TEST for readers: can you find the fallacy in this snip?:
Miami Gardens Woman Has Been Caring for Comatose Daughter for 33 YearsMIAMI GARDENS -- For 33 years, in a bedroom decorated with angels, Kaye O'Bara has tended to her daughter, Edwarda, a diabetic whose heart stopped beating in 1970, damaging her brain and thrusting her into a sleep from which she has never awakened.
Kaye turns Edwarda from side to side a dozen times a day to prevent bedsores. She mixes baby food, milk, eggs, orange juice, Mazola oil, brewer's yeast and a piece of white bread into a blender and then a wire mesh strainer, pouring the concoction into Edwarda's feeding tube every two hours, day and night.
She suctions mucus from Edwarda's throat, whispers endearments in her ear, and braids her long gray hair.

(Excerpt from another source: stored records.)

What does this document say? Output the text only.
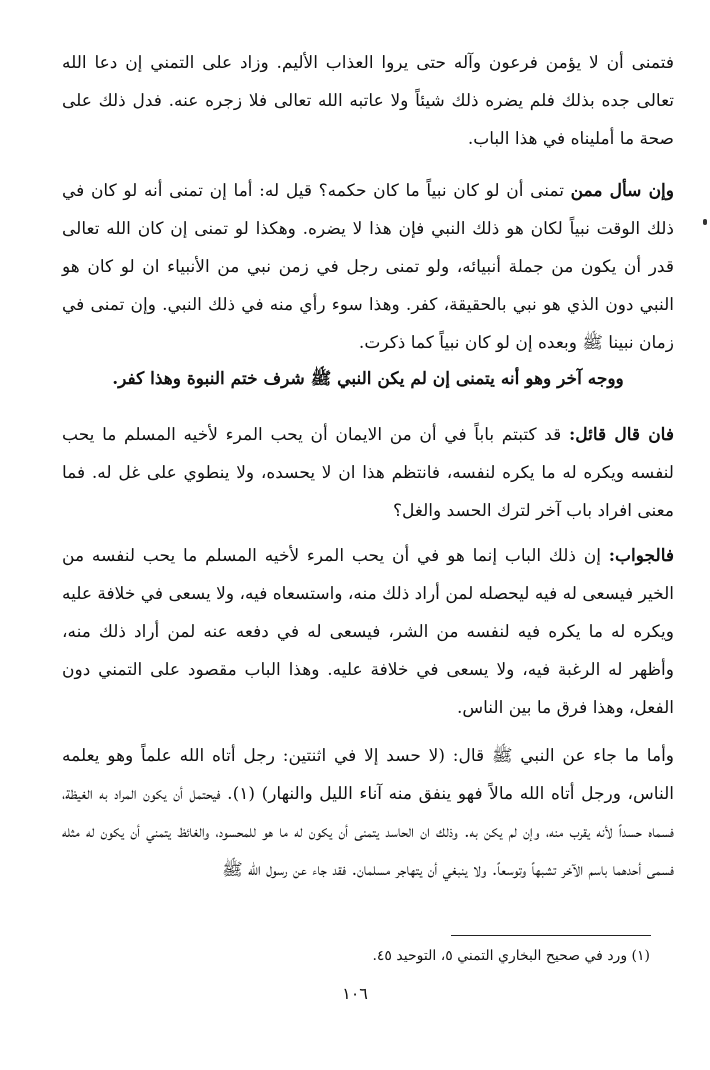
فتمنى أن لا يؤمن فرعون وآله حتى يروا العذاب الأليم. وزاد على التمني إن دعا الله تعالى جده بذلك فلم يضره ذلك شيئاً ولا عاتبه الله تعالى فلا زجره عنه. فدل ذلك على صحة ما أمليناه في هذا الباب.

وإن سأل ممن تمنى أن لو كان نبياً ما كان حكمه؟ قيل له: أما إن تمنى أنه لو كان في ذلك الوقت نبياً لكان هو ذلك النبي فإن هذا لا يضره. وهكذا لو تمنى إن كان الله تعالى قدر أن يكون من جملة أنبيائه، ولو تمنى رجل في زمن نبي من الأنبياء ان لو كان هو النبي دون الذي هو نبي بالحقيقة، كفر. وهذا سوء رأي منه في ذلك النبي. وإن تمنى في زمان نبينا ﷺ وبعده إن لو كان نبياً كما ذكرت.

ووجه آخر وهو أنه يتمنى إن لم يكن النبي ﷺ شرف ختم النبوة وهذا كفر.

فان قال قائل: قد كتبتم باباً في أن من الايمان أن يحب المرء لأخيه المسلم ما يحب لنفسه ويكره له ما يكره لنفسه، فانتظم هذا ان لا يحسده، ولا ينطوي على غل له. فما معنى افراد باب آخر لترك الحسد والغل؟

فالجواب: إن ذلك الباب إنما هو في أن يحب المرء لأخيه المسلم ما يحب لنفسه من الخير فيسعى له فيه ليحصله لمن أراد ذلك منه، واستسعاه فيه، ولا يسعى في خلافة عليه ويكره له ما يكره فيه لنفسه من الشر، فيسعى له في دفعه عنه لمن أراد ذلك منه، وأظهر له الرغبة فيه، ولا يسعى في خلافة عليه. وهذا الباب مقصود على التمني دون الفعل، وهذا فرق ما بين الناس.

وأما ما جاء عن النبي ﷺ قال: (لا حسد إلا في اثنتين: رجل أتاه الله علماً وهو يعلمه الناس، ورجل أتاه الله مالاً فهو ينفق منه آناء الليل والنهار) (١). فيحتمل أن يكون المراد به الغيظة، فسماه حسداً لأنه يقرب منه، وإن لم يكن به. وذلك ان الحاسد يتمنى أن يكون له ما هو للمحسود، والغائظ يتمني أن يكون له مثله فسمى أحدهما باسم الآخر تشبهاً وتوسعاً. ولا ينبغي أن يتهاجر مسلمان. فقد جاء عن رسول الله ﷺ

(١) ورد في صحيح البخاري التمني ٥، التوحيد ٤٥.

١٠٦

"She always liked to be fussed with," Kaye says of her eldest daughter, who was 16 when she begged her mother: "Promise you won't leave me, will you, Mommy?" before losing consciousness in the hospital. Now 50, Edwarda has never said another word.
She coughs, grins, grimaces, blinks, and yawns, but exhibits no signs of cognition.
Kaye refuses to let anyone refer to her child's condition by its medical term: persistent vegetative state. "I say if they can find me a tomato that smiles, they can say she's in a vegetative state."
Unfortunately, the entire article was not posted, and it is no longer on the linked page. That's why when possible the entire article should be posted.
BTW, this month's Citizen magazine includes that quote:
"I say if they can find me a tomato that smiles, they can say she's in a vegetative state."